20XX/○○/○○ 迷宮の日
梅田地下廃棄街で、女の子を見つけた。私よりも小さくて、どこか舌ったらず。……レムちゃんのことを思い出して、少し胸が痛んだけど、それは仕舞っておく。ともかく、保護者も兼ねるサーヴァントと、複雑な構造のせいではぐれてしまったのだという。
「神戸」難民でここに暮らしている人なら迷うことはないだろうから、多分、そもそもここにきたこと自体が何かの間違いだったんだろう。すぐに、都市情報網での迷子情報を探しつつ、地上に連れて行くことにした。
見た目は弄っていないというから、多分年齢は12歳前後。それくらいの女の子の迷子の情報を、と思って調べていたけど、どうにも見つからない。
本人曰く、「梅田」の都市戦争サテライト施設で待ち合わせの予定だった、というから、取り敢えずそっちに連れて行くことにした。んだけど。

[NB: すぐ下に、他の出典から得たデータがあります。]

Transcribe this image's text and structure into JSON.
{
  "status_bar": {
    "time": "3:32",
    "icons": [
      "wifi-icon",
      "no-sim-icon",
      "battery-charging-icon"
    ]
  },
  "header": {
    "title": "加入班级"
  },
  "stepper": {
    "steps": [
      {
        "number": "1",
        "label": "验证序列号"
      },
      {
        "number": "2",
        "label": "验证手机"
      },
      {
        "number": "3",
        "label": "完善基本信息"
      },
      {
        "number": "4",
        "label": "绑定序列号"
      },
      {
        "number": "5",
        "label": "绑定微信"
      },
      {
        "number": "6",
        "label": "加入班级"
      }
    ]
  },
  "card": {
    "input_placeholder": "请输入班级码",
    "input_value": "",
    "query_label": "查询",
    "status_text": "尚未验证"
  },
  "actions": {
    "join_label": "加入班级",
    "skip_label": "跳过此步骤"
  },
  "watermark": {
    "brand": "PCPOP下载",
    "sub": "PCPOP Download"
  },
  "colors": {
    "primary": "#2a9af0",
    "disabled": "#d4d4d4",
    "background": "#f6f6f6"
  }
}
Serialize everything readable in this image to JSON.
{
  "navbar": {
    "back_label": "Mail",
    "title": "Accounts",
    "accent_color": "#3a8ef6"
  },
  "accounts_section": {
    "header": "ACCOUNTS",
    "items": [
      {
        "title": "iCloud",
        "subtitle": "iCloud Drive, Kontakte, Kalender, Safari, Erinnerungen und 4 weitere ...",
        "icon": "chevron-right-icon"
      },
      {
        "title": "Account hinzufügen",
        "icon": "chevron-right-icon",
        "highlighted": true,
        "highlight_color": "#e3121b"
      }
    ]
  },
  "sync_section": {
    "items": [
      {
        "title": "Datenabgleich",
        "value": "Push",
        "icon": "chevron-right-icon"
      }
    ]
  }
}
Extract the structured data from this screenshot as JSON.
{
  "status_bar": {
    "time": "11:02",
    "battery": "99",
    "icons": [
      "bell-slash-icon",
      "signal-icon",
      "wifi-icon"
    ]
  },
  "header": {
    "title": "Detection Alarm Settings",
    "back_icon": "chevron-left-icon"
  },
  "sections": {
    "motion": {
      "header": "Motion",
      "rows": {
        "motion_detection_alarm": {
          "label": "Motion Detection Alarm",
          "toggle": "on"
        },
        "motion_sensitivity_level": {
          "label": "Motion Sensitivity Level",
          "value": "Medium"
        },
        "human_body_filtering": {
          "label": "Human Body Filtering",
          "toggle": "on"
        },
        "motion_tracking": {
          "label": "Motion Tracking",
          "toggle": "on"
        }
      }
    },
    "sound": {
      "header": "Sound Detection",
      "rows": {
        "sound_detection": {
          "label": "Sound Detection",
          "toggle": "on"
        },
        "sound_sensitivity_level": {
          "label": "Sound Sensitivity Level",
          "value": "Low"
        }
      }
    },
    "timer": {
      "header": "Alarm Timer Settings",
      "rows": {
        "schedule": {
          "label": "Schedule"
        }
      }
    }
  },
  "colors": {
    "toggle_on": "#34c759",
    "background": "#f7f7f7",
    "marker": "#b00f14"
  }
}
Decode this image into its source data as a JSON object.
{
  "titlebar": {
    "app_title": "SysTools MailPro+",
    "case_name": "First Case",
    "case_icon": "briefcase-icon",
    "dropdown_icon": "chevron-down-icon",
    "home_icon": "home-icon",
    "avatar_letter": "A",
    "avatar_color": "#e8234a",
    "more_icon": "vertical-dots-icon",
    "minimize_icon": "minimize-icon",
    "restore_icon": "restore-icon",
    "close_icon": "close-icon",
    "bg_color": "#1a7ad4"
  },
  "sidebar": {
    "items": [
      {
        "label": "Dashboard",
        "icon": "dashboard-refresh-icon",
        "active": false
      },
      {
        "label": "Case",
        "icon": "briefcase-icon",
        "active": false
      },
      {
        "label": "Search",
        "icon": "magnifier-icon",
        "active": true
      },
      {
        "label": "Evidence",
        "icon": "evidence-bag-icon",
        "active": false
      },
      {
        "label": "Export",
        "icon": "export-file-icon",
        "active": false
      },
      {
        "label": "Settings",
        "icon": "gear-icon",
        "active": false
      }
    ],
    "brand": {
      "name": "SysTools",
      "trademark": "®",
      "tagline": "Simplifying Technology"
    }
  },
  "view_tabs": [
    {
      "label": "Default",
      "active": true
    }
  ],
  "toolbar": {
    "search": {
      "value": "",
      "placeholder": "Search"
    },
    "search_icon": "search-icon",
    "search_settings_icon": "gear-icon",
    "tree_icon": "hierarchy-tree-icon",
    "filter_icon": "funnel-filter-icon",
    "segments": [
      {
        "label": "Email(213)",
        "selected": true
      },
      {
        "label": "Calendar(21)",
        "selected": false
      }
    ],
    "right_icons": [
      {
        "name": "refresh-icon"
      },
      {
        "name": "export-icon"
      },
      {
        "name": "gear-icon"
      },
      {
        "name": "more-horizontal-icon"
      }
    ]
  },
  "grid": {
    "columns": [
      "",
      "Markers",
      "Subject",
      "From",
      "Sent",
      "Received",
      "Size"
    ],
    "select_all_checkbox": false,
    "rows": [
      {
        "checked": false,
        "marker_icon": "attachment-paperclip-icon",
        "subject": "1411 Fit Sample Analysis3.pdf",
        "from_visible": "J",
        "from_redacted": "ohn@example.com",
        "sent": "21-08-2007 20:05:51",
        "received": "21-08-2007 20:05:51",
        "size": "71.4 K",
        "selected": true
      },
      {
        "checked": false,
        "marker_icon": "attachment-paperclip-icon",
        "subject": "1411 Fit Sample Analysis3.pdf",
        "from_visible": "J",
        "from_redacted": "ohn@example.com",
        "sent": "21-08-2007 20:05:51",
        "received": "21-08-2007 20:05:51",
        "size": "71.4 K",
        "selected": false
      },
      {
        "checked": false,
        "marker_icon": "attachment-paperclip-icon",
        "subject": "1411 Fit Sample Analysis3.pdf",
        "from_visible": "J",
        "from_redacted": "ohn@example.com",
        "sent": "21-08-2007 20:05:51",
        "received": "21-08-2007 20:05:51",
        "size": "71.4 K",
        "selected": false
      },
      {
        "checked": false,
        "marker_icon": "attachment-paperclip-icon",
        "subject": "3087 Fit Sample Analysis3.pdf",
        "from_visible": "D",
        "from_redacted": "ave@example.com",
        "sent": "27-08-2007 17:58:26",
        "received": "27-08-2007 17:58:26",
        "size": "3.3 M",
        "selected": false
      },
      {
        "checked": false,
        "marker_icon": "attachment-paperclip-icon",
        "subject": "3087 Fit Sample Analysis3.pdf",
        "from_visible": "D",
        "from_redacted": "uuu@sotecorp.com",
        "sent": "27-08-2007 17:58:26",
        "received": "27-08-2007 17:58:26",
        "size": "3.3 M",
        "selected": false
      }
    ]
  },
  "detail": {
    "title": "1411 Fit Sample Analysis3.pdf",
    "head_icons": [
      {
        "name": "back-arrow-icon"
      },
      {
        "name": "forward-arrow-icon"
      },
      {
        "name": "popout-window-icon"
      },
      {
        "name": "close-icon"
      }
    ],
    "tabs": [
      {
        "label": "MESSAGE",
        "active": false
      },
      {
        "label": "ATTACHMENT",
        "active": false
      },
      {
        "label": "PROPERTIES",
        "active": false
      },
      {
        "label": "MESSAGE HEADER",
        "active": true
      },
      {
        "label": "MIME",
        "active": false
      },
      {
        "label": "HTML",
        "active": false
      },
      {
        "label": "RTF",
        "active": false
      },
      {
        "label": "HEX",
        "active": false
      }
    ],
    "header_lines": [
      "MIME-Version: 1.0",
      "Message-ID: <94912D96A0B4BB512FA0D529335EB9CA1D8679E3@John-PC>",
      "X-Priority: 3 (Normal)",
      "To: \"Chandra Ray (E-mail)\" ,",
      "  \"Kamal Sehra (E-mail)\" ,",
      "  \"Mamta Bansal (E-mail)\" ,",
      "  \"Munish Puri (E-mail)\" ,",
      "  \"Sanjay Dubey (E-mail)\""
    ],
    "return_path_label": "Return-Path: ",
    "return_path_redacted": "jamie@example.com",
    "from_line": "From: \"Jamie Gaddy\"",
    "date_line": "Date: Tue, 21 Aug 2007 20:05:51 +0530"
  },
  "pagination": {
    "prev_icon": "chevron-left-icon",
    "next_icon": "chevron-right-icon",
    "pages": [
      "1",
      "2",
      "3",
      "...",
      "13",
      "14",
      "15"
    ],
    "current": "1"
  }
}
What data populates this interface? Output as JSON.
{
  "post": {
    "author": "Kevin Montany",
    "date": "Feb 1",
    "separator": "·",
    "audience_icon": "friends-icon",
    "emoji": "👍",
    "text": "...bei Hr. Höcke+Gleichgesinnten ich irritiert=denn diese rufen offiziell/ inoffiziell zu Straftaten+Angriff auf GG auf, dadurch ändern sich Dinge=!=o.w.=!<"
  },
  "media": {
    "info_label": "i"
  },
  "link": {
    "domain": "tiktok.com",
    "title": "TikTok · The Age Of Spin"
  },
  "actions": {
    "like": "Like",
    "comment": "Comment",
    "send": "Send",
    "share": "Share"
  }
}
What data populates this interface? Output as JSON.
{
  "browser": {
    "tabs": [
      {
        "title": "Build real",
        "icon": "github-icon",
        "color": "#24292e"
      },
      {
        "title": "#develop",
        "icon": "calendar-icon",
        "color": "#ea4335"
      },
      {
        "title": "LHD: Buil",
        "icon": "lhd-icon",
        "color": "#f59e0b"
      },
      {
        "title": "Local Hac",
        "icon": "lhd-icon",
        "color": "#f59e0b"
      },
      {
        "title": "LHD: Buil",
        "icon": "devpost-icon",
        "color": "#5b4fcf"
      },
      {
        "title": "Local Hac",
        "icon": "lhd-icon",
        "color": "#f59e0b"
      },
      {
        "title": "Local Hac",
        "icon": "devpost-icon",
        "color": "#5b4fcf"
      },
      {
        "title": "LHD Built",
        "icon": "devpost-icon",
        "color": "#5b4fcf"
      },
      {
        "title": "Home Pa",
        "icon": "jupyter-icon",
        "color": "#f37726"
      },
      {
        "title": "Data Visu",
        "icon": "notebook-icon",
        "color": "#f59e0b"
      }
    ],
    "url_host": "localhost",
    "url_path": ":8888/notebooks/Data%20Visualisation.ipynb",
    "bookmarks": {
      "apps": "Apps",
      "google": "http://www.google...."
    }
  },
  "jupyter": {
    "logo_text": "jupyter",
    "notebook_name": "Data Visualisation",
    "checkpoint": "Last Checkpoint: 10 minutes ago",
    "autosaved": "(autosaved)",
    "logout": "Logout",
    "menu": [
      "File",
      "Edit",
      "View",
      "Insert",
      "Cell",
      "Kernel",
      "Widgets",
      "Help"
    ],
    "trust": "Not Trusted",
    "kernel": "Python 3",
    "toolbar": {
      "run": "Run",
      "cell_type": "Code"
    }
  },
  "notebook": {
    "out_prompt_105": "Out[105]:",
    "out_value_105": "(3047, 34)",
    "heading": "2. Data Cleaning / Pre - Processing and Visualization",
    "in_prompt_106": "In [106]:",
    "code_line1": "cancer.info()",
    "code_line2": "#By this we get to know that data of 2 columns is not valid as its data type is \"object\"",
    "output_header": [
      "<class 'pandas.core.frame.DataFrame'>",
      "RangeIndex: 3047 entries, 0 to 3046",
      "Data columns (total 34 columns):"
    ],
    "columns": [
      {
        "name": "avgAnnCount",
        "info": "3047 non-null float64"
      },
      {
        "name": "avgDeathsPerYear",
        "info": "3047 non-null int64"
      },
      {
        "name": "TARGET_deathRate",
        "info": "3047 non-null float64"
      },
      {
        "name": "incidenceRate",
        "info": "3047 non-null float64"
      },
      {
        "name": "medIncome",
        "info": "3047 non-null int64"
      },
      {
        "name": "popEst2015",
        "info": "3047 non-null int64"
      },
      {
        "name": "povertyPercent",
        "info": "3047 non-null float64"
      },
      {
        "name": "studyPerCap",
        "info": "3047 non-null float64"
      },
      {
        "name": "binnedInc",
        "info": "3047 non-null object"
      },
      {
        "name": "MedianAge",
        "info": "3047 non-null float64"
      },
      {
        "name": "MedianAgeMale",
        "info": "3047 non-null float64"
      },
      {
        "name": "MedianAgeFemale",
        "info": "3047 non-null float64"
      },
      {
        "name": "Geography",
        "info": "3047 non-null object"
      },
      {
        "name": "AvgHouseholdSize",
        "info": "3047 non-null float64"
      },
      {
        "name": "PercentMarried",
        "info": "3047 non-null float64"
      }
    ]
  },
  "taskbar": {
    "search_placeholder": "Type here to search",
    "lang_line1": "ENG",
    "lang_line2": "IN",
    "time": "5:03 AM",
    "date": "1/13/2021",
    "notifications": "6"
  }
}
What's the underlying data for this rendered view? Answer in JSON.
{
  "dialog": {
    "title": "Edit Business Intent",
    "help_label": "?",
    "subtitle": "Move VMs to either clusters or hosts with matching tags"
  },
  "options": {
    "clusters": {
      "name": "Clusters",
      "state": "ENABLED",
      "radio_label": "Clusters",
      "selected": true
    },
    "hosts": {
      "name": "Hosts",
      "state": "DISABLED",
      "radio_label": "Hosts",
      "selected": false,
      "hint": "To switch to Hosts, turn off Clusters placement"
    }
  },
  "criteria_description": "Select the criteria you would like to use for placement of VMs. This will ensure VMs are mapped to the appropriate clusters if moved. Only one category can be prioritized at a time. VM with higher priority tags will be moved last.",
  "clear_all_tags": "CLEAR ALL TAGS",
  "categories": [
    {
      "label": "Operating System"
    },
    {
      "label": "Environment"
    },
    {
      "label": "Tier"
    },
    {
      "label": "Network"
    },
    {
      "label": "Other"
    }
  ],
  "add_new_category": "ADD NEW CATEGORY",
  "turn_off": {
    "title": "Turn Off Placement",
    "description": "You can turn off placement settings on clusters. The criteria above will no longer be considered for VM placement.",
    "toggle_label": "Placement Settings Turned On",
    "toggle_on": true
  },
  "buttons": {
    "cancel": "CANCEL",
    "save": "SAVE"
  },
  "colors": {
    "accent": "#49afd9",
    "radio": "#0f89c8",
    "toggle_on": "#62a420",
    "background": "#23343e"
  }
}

何故か、施設に近づくに連れて人がどんどん増えてきて、女の子に対する目線も多くなっていって。嫌な予感もしたから、近くまで送り届けたら帰ろうとしていた。そしたら、彼女のサーヴァントだという男の人が、丁度そこにいた。
……気づかなかった。その姿は、「梅田」都市軍の中継映像で見るそれとよく似ている。フェリドゥーン。シャー・ナーメの大英雄。邪竜を滅ぼしたもの。でも、確か前に見た時は、その姿は女性のものだったような。
疑問符を浮かべながらも、女の子の名前を聞いたらもっと混乱した。ティールって、それも都市軍の選手の一人だったはずだ。でも、こんなに小さい子じゃなくて、私よりも大きな女性だったはずなのに。
私が混乱する中、ひとまずお礼を言って、ティールちゃん……さん? は、フェリドゥーンさんと一緒に立ち去った。結局、詳しいことはそのまま聞けずに終わってしまったんだけど、後から都市情報網で調べ直してみたら、意味がわかった。
ティールさんは、サーヴァントを憑依させて戦っている。私がフェリドゥーンさんと、あるいはティールさんと思っていたのは、サーヴァントを憑依一体化して肉体を変化させたティールさんの姿だったんだ。
……確かに本来の姿はあの小さな姿なのかもしれないけど、それならそうと早く言ってほしかった。結構必死に探したけど、何もヒントもなかったし。
あと、14歳ってプロフィールに出てきたけど。……本当の姿があんな状態だっていうのは、ちょっと心配かもしれない。